Techniques that some debt collectors use on senior citizens

Debt collector harassment has caused stress and anxiety in many a senior citizen’s life due to practices such as threatening Social Security.

Not all debt collectors in Pennsylvania are created equally. Some respect the law while others engage in harassment, for example, making threats, pretending to be someone else or calling at midnight.

Senior citizens may be more at risk at falling prey to this harassment than other age groups. This could be because some older adults are relatively isolated, scared and/or struggling with memory issues. They may not be as well-educated on their rights as younger people are. Here is a look at some techniques that unscrupulous debt collectors use on senior citizens.

Threatening Social Security payments

Quite a few senior citizens depend on Social Security to make ends meet. However, debt collectors may try to scare them into paying by threatening to take away their Social Security. In reality, this is not possible.
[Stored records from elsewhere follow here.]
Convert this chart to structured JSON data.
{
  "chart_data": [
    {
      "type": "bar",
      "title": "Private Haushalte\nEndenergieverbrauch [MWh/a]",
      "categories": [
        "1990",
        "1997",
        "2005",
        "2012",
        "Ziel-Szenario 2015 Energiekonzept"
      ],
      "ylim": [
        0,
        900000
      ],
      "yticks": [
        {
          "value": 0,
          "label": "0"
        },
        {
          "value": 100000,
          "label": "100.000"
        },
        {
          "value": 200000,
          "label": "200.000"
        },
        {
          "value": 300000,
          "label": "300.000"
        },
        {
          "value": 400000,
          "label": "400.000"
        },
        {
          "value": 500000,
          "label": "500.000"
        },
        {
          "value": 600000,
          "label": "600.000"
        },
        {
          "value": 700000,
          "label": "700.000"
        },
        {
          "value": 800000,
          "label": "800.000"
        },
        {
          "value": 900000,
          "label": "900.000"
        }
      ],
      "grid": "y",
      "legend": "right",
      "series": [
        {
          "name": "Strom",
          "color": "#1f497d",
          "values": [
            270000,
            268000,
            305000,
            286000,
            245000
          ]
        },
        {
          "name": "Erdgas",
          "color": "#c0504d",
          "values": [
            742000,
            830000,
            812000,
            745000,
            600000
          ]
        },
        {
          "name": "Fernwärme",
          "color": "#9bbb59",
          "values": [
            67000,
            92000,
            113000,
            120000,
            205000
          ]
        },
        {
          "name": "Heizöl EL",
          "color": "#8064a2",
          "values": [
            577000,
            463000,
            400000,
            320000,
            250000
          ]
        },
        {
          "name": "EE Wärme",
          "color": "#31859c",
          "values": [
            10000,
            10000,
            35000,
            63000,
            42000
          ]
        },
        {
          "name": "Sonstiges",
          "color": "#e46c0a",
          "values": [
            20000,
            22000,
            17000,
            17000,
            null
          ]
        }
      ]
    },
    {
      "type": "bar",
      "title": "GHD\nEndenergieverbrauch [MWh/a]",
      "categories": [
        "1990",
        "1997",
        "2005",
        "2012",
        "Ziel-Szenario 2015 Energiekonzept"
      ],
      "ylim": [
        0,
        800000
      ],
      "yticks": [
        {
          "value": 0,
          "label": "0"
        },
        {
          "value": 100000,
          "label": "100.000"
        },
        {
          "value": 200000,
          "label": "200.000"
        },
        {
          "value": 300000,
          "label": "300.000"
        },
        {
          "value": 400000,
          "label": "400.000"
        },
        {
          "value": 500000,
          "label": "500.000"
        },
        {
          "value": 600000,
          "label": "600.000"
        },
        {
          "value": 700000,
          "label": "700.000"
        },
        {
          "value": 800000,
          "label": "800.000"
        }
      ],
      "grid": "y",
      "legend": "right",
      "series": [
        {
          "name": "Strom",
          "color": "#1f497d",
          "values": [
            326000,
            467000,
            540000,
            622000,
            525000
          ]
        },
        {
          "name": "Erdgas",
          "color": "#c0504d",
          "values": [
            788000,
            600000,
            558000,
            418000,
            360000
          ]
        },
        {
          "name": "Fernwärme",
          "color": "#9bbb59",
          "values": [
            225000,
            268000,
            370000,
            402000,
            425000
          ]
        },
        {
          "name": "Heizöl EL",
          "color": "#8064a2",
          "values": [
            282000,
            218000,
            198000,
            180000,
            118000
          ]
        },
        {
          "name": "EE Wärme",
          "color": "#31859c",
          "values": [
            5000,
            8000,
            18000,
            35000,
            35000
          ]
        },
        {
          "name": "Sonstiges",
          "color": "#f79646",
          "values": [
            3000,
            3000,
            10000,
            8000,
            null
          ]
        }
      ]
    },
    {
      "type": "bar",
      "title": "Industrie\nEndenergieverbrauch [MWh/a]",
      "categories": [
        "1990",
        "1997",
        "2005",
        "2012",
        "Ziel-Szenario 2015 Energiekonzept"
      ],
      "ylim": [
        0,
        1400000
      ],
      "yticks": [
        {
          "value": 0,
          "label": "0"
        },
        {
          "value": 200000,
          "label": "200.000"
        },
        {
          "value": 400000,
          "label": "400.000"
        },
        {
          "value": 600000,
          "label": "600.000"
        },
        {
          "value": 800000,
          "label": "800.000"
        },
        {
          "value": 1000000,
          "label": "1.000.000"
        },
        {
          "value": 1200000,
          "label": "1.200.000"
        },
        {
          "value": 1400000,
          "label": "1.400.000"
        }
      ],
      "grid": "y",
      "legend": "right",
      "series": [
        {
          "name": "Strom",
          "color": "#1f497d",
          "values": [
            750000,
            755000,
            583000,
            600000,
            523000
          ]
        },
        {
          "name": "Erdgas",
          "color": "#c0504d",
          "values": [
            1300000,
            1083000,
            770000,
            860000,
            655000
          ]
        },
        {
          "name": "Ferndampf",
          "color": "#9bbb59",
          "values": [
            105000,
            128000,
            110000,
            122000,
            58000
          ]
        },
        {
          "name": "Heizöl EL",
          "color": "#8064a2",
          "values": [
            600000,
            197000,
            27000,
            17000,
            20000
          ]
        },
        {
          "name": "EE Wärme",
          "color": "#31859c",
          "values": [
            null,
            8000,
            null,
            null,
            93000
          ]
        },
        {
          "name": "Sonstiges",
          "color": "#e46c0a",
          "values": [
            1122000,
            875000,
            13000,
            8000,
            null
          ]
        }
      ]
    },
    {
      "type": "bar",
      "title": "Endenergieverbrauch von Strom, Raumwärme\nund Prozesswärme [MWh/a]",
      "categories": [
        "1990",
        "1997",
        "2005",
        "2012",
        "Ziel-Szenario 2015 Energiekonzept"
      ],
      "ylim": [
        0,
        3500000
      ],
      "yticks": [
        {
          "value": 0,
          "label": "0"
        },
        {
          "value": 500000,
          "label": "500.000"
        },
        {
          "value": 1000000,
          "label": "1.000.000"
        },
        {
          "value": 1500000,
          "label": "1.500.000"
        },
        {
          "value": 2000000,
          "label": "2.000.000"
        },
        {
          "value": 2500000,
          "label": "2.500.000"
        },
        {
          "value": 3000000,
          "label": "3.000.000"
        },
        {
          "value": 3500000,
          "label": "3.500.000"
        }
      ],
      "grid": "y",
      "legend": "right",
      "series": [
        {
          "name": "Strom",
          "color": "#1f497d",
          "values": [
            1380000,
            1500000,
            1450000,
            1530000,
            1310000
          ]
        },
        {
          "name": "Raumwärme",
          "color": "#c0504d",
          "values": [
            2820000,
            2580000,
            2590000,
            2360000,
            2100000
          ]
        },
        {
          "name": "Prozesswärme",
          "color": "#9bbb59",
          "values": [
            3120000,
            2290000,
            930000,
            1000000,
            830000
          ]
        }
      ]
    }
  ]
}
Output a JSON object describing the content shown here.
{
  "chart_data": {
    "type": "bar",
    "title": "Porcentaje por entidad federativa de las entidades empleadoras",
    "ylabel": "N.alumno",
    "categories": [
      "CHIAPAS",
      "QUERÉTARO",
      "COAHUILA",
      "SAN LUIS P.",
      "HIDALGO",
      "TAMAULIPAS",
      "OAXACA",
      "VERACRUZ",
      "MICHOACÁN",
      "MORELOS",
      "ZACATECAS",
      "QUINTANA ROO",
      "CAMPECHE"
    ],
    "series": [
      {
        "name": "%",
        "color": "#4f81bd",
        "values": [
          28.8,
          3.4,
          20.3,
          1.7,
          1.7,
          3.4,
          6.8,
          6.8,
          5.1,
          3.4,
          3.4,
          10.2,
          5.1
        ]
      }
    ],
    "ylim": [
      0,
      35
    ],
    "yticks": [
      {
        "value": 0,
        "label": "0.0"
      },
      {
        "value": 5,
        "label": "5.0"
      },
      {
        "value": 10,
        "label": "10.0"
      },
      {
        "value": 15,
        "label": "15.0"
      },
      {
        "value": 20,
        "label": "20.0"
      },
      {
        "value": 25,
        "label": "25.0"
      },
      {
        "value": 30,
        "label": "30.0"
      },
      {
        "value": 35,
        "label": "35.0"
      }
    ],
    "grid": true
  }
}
The only way that a senior's Social Security payments can be reduced is in order to pay student loans, child support, alimony, taxes and other federal debts.

Contacting family members

Many senior citizens are ashamed to be in debt. In fact, they may not have told anyone about their financial issues. Debt collectors are not allowed to contact anyone and "tattle" about the debt, but that is exactly what some do. The hope may be that relatives will pressure the senior citizen to pay off the debt or just do it themselves. Sometimes, though, this tactic backfires when the relatives are knowledgeable and realize they are dealing with a shady collector.

One way that collectors try to get the best of both worlds-getting a senior citizen to pay without running the risk of actually contacting family-is to threaten to call someone. For example, something like, "How would you like me to call your son or your neighbor Eric and tell them that you owe $10,000?" may be enough to get a senior citizen to make a small payment. Unfortunately, many older adults simply have no room for payments in their budgets, and it is illegal for debt collectors to make any type of threat.

Visiting in person

Another no-no is visiting in person. However, some debt collectors go knocking in the hopes that meeting in person will finally get senior citizens to pay up. If a senior citizen cannot, threats of tattling and bodily harm may occur.

Debt collectors in Pennsylvania use a variety of other techniques on senior citizens, including misrepresenting themselves as police or as IRS workers. If a senior citizen or elderly relative has been abused in this way, an attorney may be able to help end the harassment and seek compensation.